Elsie Shemin-Roth campaigned long and hard to have the government take a second look at her father's war decorations after reading that Jewish soldiers, along with African American, Asian and Native American military members, were sometimes denied full merit in the awarding of service medals.  She was the driving force behind a provision in the National Defense Authorization Act of December 2011, called the William Shemin World War 1 Veterans Act, that provides for a Pentagon review of Jewish soldiers and sailors who may have been overlooked for the Medal of Honor simply because of their faith.


Ina and Elsie Shemin with President Obama at the White
House ceremony awarding their father William Shemin
the Medal of Honor posthumously May 26,  2015.


Mr. Shemin had been awarded the Purple Heart for his wounds, along with the Distinguished Service Cross, but his actions in those days under fire in France were in the same league with Sgt. Alvin York, who was the most famous hero of World War I and a recipient of the Medal of Honor.  Mr. Shemin was not portrayed in a movie by Gary Cooper, however, in our family any soldier who survived the trenches of World War I, much less went over the top to rescue the wounded, deserved a medal.  Mr. Shemin did it all.

In the late 1950s, the Shemins retired to their property in Chazy, where they had built a new house on the lake shore.  It was during those later years that we saw the most of Mr. Shemin.  He and his wife spent the remainder of their lives living happily there surrounded by the trees and flowers that he had planted.  

He was always "Mr. Shemin" to the members of my family, old and young.  His presence and dignity commanded that kind of respect.

For a time, the late Clinton County Judge Robert Feinberg and his wife lived in the Shemin house on Lake Shore Road.  It is now owned by Jim Carter.
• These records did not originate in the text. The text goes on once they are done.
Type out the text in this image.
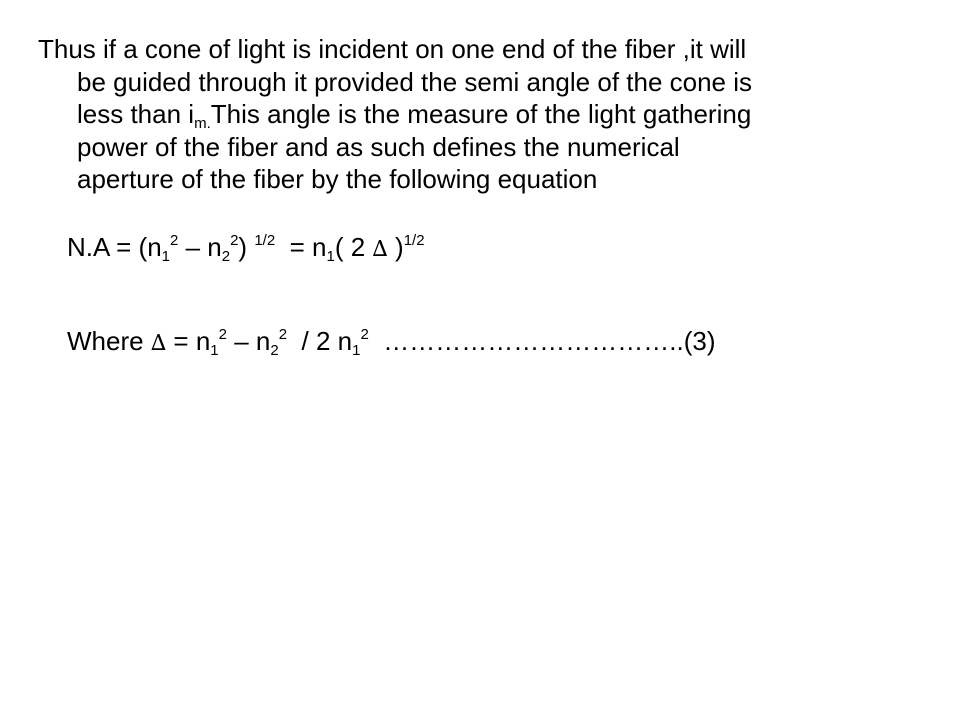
Thus if a cone of light is incident on one end of the fiber ,it will
be guided through it provided the semi angle of the cone is
less than $i_{m.}This$ angle is the measure of the light gathering
power of the fiber and as such defines the numerical
aperture of the fiber by the following equation
$N.A = (n_1^2 - n_2^2) ^{1/2} = n_1$( 2 ∆ )$^{1/2}$
Where ∆ = $n_1^2 - n_2^2 / 2$ $n_1^2$ ……………………………..(3)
At the same White House ceremony that posthumously recognizes Mr. Shemin, Pvt. William Henry Johnson will be honored, as well.  An African-American World War I veteran, he will also have the Distinguished Service medal that he received for bravery under fire in France upgraded to the Medal of Honor.

*A version of this article was published by the Press Republican on May 24, 2015.

*I received a White House pass from their press office to attend the ceremony for Mr. Shemin but wasn't notified early enough to obtain a ticket to DC in time for the event.